Thought Leader: Sheila Bair
August 18, 2020
Source: Link

By Sheila Bair (original source Yahoo Finance) 

“’Never let a good crisis go to waste,’ Rahm Emmanuel famously said in 2009.  As President Obama’s Chief of Staff, he was speaking of the opportunity to achieve meaningful financial reforms in the aftermath of the Great Financial Crisis. 

Ironically, big bank lobbyists are now using the Covid-19 crisis to undo those very reforms, cynically claiming deregulation will help banks support the real economy. Their primary target is the leverage ratio, a key measure of financial stability which big banks have long despised because it places hard and fast constraints on their ability to use unstable leverage to generate high returns. Weakening the leverage ratio will reduce the capital resiliency of the banking system, while giving banks incentives to actually reduce lending to artificially boost their capital ratios. 

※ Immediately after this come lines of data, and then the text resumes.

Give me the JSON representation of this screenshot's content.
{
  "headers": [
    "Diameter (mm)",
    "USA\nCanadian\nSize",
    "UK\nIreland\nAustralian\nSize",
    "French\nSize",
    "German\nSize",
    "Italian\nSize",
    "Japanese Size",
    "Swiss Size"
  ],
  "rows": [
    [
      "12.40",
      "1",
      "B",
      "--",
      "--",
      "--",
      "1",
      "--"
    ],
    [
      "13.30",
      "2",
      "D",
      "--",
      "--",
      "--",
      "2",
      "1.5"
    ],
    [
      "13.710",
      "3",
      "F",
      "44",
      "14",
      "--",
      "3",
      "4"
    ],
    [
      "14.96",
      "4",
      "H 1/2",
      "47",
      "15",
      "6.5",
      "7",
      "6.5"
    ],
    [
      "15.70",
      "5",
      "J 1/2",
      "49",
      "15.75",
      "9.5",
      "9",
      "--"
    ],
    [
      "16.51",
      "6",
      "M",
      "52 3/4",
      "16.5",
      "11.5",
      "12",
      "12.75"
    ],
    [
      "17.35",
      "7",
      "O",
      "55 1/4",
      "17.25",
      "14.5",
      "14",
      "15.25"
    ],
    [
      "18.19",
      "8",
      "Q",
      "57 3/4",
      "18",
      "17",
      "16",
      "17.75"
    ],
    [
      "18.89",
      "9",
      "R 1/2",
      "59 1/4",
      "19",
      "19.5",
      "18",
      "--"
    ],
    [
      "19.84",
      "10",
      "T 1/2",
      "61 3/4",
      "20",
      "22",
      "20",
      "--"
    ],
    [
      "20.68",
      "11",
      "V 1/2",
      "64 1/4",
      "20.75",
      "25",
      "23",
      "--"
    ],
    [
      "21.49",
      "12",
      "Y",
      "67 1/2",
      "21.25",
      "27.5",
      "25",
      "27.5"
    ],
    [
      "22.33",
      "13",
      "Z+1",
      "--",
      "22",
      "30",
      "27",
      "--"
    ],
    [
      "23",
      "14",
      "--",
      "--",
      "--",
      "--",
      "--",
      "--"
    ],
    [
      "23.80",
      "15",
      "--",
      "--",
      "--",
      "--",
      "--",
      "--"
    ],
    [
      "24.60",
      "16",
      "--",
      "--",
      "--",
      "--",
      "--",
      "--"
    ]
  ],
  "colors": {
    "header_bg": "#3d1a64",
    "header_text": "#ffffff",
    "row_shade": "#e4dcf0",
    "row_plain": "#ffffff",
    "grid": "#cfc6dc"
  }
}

It is generally recognized that a main cause of the 2008-2009 financial crisis was excessive reliance on debt, or “leverage,” by large financial institutions. Central to post-GFC reforms was a strengthening of rules that require banks to fund themselves with a minimum amount of equity capital.  There are two sets of requirements: “risk-based” rules which set minimum capital based on the perceived riskiness of a bank’s assets and “leverage ratios,” which do not allow such adjustments. A key disadvantage of risk based requirements is that they are subjective. They failed spectacularly prior to the GFC, when US and European regulators wrongly assumed mortgages and sovereign debt were low risk. The disadvantage of leverage ratios is that they are not risk-adjusted, requiring the same amount of capital against a US Treasury security (which we hope is safe) as a loan to Boeing. Each has strengths and weaknesses, which is why regulators use both.”